The FDA will ban convenience store and gas station sales of flavors other than tobacco, mint and menthol next week, the official said. Stricter age-verification requirements are also planned for online sales of e-cigarettes.
FDA Commissioner Dr. Scott Gottlieb said in September that the agency would halt sales of flavored electronic cigarettes if the major manufacturers couldn’t prove they were doing enough to keep them out of the hands of children and teens.
The agency gave Juul, Vuse, MarkTen XL, Blu and Logic 60 days to submit plans to prevent youth vaping and said it could order their products off the market if it didn’t deem those plans robust enough. Those five brands make up more than 97 percent of the U.S. market for e-cigarettes.

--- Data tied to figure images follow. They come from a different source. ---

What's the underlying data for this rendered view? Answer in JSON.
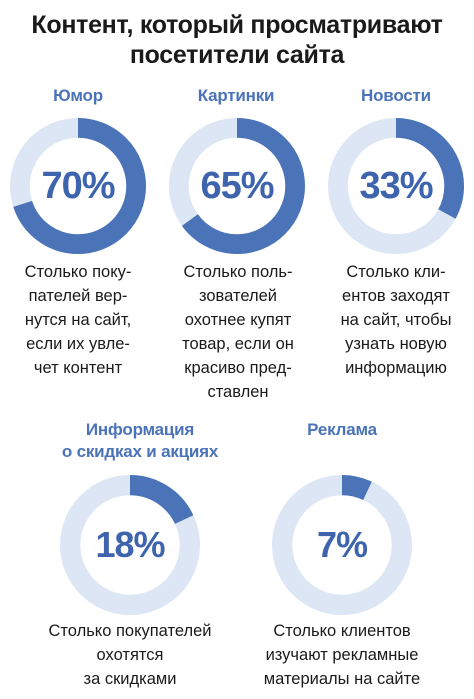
{
  "title": {
    "line1": "Контент, который просматривают",
    "line2": "посетители сайта"
  },
  "colors": {
    "filled": "#4a73b8",
    "track": "#dce6f4",
    "label": "#4a73b8",
    "percent": "#3d64ad"
  },
  "items": [
    {
      "label": "Юмор",
      "percent_text": "70%",
      "description": "Столько поку-\nпателей вер-\nнутся на сайт,\nесли их увле-\nчет контент"
    },
    {
      "label": "Картинки",
      "percent_text": "65%",
      "description": "Столько поль-\nзователей\nохотнее купят\nтовар, если он\nкрасиво пред-\nставлен"
    },
    {
      "label": "Новости",
      "percent_text": "33%",
      "description": "Столько кли-\nентов заходят\nна сайт, чтобы\nузнать новую\nинформацию"
    },
    {
      "label_line1": "Информация",
      "label_line2": "о скидках и акциях",
      "percent_text": "18%",
      "description": "Столько покупателей\nохотятся\nза скидками"
    },
    {
      "label": "Реклама",
      "percent_text": "7%",
      "description": "Столько клиентов\nизучают рекламные\nматериалы на сайте"
    }
  ],
  "chart_data": {
    "type": "pie",
    "categories": [
      "Юмор",
      "Картинки",
      "Новости",
      "Информация о скидках и акциях",
      "Реклама"
    ],
    "values": [
      70,
      65,
      33,
      18,
      7
    ],
    "title": "Контент, который просматривают посетители сайта"
  }
}
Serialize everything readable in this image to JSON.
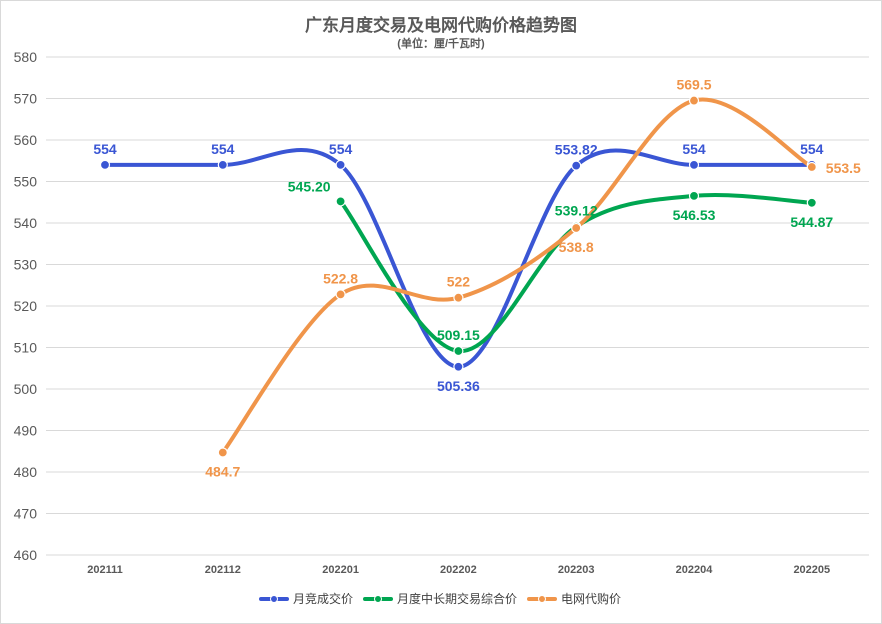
{
  "chart_data": {
    "type": "line",
    "title": "广东月度交易及电网代购价格趋势图",
    "subtitle": "(单位：厘/千瓦时)",
    "categories": [
      "202111",
      "202112",
      "202201",
      "202202",
      "202203",
      "202204",
      "202205"
    ],
    "ylim": [
      460,
      580
    ],
    "yticks": [
      460,
      470,
      480,
      490,
      500,
      510,
      520,
      530,
      540,
      550,
      560,
      570,
      580
    ],
    "grid": true,
    "legend_position": "bottom",
    "smooth": true,
    "series": [
      {
        "name": "月竞成交价",
        "color": "#3a56d4",
        "values": [
          554,
          554,
          554,
          505.36,
          553.82,
          554,
          554
        ],
        "labels": [
          "554",
          "554",
          "554",
          "505.36",
          "553.82",
          "554",
          "554"
        ]
      },
      {
        "name": "月度中长期交易综合价",
        "color": "#00a651",
        "values": [
          null,
          null,
          545.2,
          509.15,
          539.12,
          546.53,
          544.87
        ],
        "labels": [
          null,
          null,
          "545.20",
          "509.15",
          "539.12",
          "546.53",
          "544.87"
        ]
      },
      {
        "name": "电网代购价",
        "color": "#f0954a",
        "values": [
          null,
          484.7,
          522.8,
          522,
          538.8,
          569.5,
          553.5
        ],
        "labels": [
          null,
          "484.7",
          "522.8",
          "522",
          "538.8",
          "569.5",
          "553.5"
        ]
      }
    ]
  }
}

Gottlieb told USA TODAY in September that the FDA was “reconsidering our overall approach” after a review of preliminary data showed youth vaping was up 75 percent over last year.
“Teenagers are becoming regular users, and the proportion of regular users is increasing,” said Gottlieb. “We’re going to have to take action.”
The planned restrictions would not apply to vape shops or other specialty retail stores, which are more often used by adults who are using vaping to try to quit smoking. The FDA plans were first reported by the Washington Post.
New federal data out Thursday showed the percentage of people who smoke cigarettes in the United States fell to 14 percent in 2017, the lowest level since records have been kept.
Gottlieb and other public health officials are trying to strike a balance between helping adult smokers quit and not hooking a new generation on nicotine through e-cigarettes.